ChainRec addresses the brittleness of fixed recommendation pipelines by introducing an agentic recommender that dynamically routes among a standardized library of evidence-gathering tools. A two-stage learning process (SFT to train the Planner, followed by Direct Preference Optimization to align tool routing) enables instance-specific, budget-bounded evidence collection. Tool construction from expert CoT traces yields a modular Tool Agent Library that decouples capability from policy, enabling robust planning across domains. Experiments on AgentRecBench across Amazon, Goodreads, and Yelp show consistent Avg HR@1/3/5 improvements, especially in cold-start and evolving-interest scenarios, demonstrating strong adaptability and practical impact for interactive recommendations.

Abstract

Large language models (LLMs) are increasingly integrated into recommender systems, motivating recent interest in agentic and reasoning-based recommendation. However, most existing approaches still rely on fixed workflows, applying the same reasoning procedure across diverse recommendation scenarios. In practice, user contexts vary substantially-for example, in cold-start settings or during interest shifts, so an agent should adaptively decide what evidence to gather next rather than following a scripted process. To address this, we propose ChainRec, an agentic recommender that uses a planner to dynamically select reasoning tools.

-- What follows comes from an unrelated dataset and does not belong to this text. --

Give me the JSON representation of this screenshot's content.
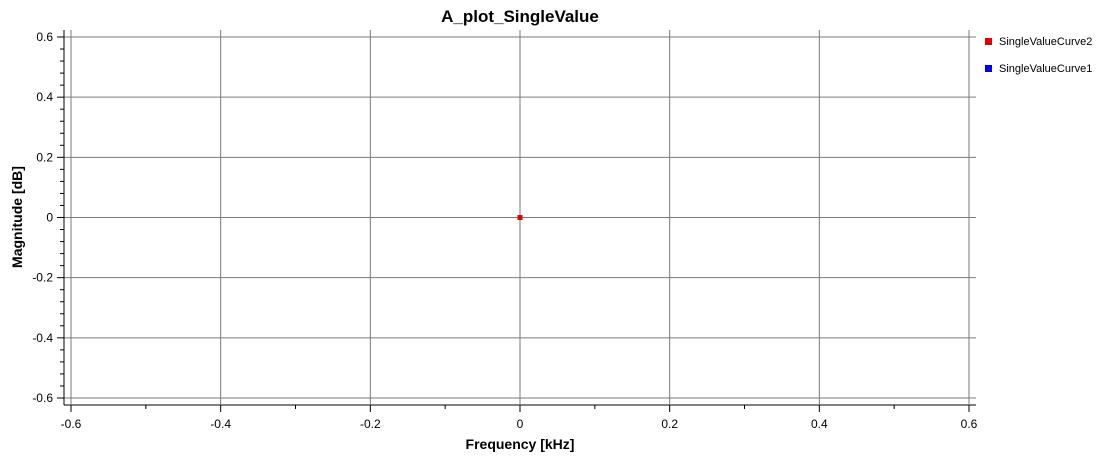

ChainRec builds a standardized Tool Agent Library from expert trajectories. It then trains a planner using supervised fine-tuning and preference optimization to dynamically select tools, decide their order, and determine when to stop. Experiments on AgentRecBench across Amazon, Yelp, and Goodreads show that ChainRec consistently improves Avg HR@{1,3,5} over strong baselines, with especially notable gains in cold-start and evolving-interest scenarios. Ablation studies further validate the importance of tool standardization and preference-optimized planning.
Paper Structure (41 sections, 11 equations, 4 figures, 5 tables, 1 algorithm)

This paper contains 41 sections, 11 equations, 4 figures, 5 tables, 1 algorithm.

Figures (4)

  • Figure 1: Scenario-dependent CoT under the same prompt. Three samples yield distinct reasoning routes yet valid rankings, motivating dynamic planning that decomposes steps and learns to route tools by state.
  • Figure 2: t-SNE of full CoT embeddings under the same prompt. Colors show clusters; Sample 1–3 mark three runs from different scenarios, illustrating scenario-induced CoT differences.
  • Figure 3: ChainRec offline--online workflow. Offline: capability construction by mining expert CoT traces and encapsulating them into tools; planner training with SFT $\rightarrow$ DPO. Online: the Planner observes the current state in Memory, selects a tool from the Tool Agent Library, executes it to obtain evidence, updates Memory, and repeats until CandidateRank outputs the final ranking.
  • Figure 4: Prompt used to construct Chain-of-Thought (CoT) for recommendation. The template specifies the input (user interaction history and 20 candidates), requirements (step-by-step reasoning, CoT step labels, and a full ranking), and the structured output format.